Topic models with elements of neural networks: investigation of stability, coherence, and determining the optimal number of topics

PeerJ Comput Sci. 2024 Jan 3:10:e1758. doi: 10.7717/peerj-cs.1758. eCollection 2024.

Abstract

Topic modeling is a widely used instrument for the analysis of large text collections. In the last few years, neural topic models and models with word embeddings have been proposed to increase the quality of topic solutions. However, these models were not extensively tested in terms of stability and interpretability. Moreover, the question of selecting the number of topics (a model parameter) remains a challenging task. We aim to partially fill this gap by testing four well-known and available to a wide range of users topic models such as the embedded topic model (ETM), Gaussian Softmax distribution model (GSM), Wasserstein autoencoders with Dirichlet prior (W-LDA), and Wasserstein autoencoders with Gaussian Mixture prior (WTM-GMM). We demonstrate that W-LDA, WTM-GMM, and GSM possess poor stability that complicates their application in practice. ETM model with additionally trained embeddings demonstrates high coherence and rather good stability for large datasets, but the question of the number of topics remains unsolved for this model. We also propose a new topic model based on granulated sampling with word embeddings (GLDAW), demonstrating the highest stability and good coherence compared to other considered models. Moreover, the optimal number of topics in a dataset can be determined for this model.

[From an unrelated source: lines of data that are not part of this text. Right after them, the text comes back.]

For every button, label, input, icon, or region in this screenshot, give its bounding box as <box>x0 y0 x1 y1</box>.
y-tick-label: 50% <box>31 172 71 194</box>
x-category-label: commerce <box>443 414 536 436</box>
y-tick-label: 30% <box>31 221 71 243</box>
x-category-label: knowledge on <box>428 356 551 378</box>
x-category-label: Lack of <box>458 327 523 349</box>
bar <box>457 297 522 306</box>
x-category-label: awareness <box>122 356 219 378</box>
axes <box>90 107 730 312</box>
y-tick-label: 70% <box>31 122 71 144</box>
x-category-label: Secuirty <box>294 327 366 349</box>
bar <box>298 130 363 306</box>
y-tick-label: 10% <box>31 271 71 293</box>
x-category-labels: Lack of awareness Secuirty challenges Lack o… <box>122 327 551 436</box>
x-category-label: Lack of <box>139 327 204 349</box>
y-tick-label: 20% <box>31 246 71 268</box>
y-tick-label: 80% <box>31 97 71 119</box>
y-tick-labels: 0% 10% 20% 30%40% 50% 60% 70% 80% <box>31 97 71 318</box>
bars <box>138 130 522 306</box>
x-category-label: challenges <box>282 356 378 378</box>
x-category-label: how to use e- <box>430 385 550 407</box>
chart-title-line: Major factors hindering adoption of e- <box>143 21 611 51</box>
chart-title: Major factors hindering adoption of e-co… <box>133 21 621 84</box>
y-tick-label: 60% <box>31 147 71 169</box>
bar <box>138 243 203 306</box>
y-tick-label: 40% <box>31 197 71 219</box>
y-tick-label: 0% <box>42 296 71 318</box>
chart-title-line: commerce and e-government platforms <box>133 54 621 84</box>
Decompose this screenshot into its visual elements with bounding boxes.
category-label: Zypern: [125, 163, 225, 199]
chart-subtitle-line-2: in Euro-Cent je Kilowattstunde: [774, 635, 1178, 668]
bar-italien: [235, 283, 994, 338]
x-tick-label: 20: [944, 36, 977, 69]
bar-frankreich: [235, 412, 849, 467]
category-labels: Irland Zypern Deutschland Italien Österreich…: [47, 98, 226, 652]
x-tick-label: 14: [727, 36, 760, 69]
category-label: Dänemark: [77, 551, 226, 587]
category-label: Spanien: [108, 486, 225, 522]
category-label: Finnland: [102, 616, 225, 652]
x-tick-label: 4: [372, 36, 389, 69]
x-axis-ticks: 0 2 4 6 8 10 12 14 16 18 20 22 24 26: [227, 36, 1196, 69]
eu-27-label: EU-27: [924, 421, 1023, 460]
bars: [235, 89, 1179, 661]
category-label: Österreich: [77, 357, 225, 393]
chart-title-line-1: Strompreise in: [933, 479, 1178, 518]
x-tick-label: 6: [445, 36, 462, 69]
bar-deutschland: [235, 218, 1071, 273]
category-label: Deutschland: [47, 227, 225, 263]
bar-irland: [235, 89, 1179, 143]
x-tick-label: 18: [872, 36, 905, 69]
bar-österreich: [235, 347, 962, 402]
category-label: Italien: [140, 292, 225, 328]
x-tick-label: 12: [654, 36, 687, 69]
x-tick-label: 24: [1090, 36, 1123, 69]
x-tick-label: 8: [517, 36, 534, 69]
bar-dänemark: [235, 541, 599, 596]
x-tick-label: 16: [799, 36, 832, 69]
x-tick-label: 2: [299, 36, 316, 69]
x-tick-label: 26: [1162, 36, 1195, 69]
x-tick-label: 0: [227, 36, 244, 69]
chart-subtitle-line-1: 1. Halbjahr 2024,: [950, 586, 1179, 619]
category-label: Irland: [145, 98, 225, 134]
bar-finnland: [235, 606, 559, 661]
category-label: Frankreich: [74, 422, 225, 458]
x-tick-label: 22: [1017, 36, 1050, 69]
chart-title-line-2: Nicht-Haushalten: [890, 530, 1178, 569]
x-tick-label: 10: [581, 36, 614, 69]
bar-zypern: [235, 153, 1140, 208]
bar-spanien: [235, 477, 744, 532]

Keywords: Coherence; Neural topic models; Optimal number of topics; Renyi entropy; Stability; Topic modeling; Word embeddings.

Grants and funding

The results of the project “Modeling the structure and socio-psychological factors of news perception”, carried out within the framework of the Basic Research Program at the National Research University Higher School of Economics (HSE University) in 2022, are presented in this work. The funders had no role in study design, data collection and analysis, decision to publish, or preparation of the manuscript.